The idea: before any tool call executes, require the agent to pass a reason — a short explanation of why it's calling that tool.
{
"name": "list_tasks",
"parameters": {
"reason": "string",
"filters": {
"status": "string",
"due_before": "string"
}
}
}
This forces the agent to think before it acts. It might actually realize the reason isn't valid and decide not to call the tool at all.
And you can take it further — spin up a lightweight validation agent running on a small, fast model that takes the tool name, the reason, and the conversation context, and decides whether the call is actually justified:
async function validateToolCall(toolName: string, reason: string, context: string) {
const response = await llm.complete({
model: "fast-small-model",
prompt: `
Tool requested: ${toolName}
Reason given: ${reason}
Conversation context: ${context}
Is this tool call justified? Reply YES or NO with a brief explanation.
`,
});
return response.text.startsWith("YES");
}
If the validation agent says no — the tool doesn't run.
This catches hallucinated tool calls, prompt injection attempts, and cases where the agent is just calling tools out of habit rather than necessity. 🛡️
Wrapping Up
We are designing so many agents today. And we're doing it fast. But the harness — the security, the constraints, the access controls — is getting left behind.
At the very least, we should be sure we're not giving an agent access to something it shouldn't have. That the tools we build have opinions about how they get used. That there are guardrails that exist at the architecture level, not just in a prompt.
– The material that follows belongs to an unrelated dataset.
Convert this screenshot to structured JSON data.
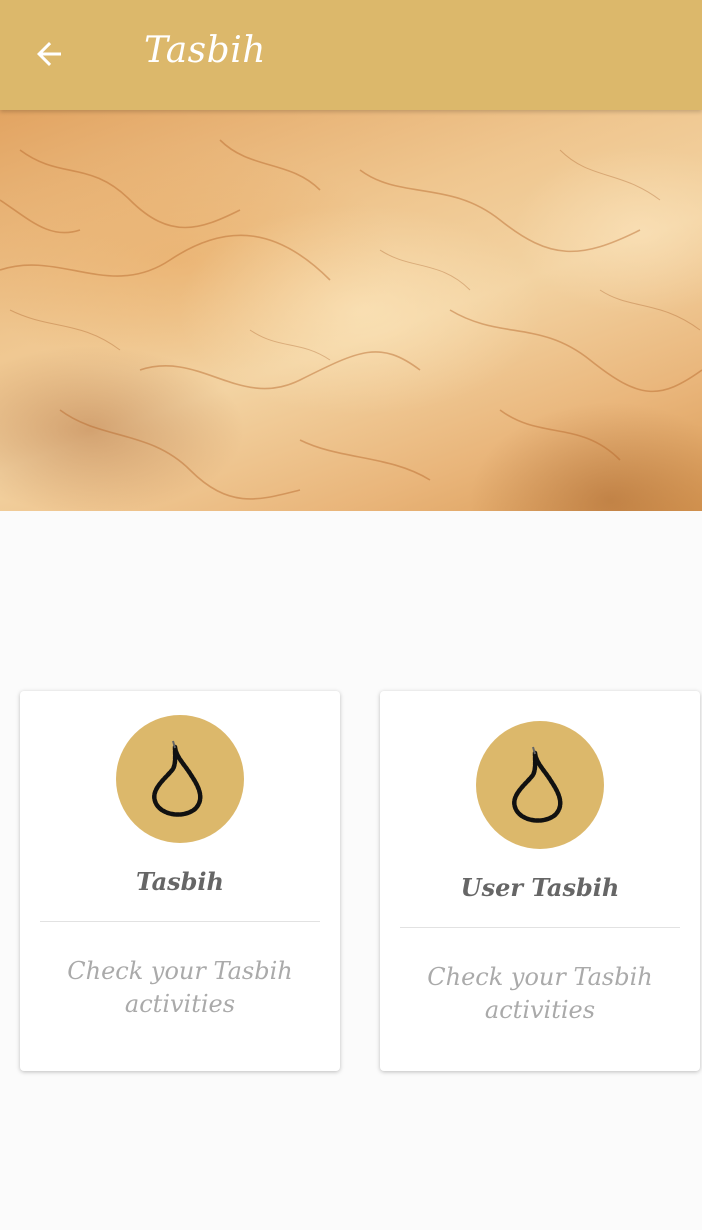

Strip the identity params. Enforce behavioral constraints in code. Add a reasoning checkpoint before execution.
These three layers won't just make your agent more secure. They'll make it more reliable, more predictable, and way easier to debug when something goes wrong.
And trust me — something will go wrong. The question is whether your harness was ready for it.
Hope you liked the read, follow me on my socials for more tech content. See you in the next blog 👋🏻
Top comments (1)
Layer 1 is the one I'd put a flag on for every team starting out with agents — identity params in the tool schema is the agent-era equivalent of trusting client-side validation. The fact that it still shows up in production codebases is wild. The other variant I see is putting tenant_id in the schema "so the model can route correctly" — same problem, same fix: it comes from the session, never from the model.
Layer 2 deserves more attention than it gets. The read-before-write constraint is a great example, and once you start looking you find dozens of these latent state-machine assumptions hiding in your tools. We added a small precondition decorator that takes a list of "required prior tool calls within N seconds" and enforces them centrally; debugging agent traces got dramatically easier because the failure now points at the exact missing step rather than a downstream weirdness.
On Layer 3 — the reason field is interesting but I'd be cautious. In practice the model will happily fabricate a plausible-sounding justification because it's been trained to be helpful, so the validator agent ends up validating prose, not intent. What's worked better for us is structural checks: "does the cited entity actually exist in the prior turns?", "does this tool call repeat a recent failed call with no new information?", "is the agent stuck in a 2-step loop?". Cheap, deterministic, and catches a surprising fraction of the same failure modes the LLM-validator targets, without the extra inference cost.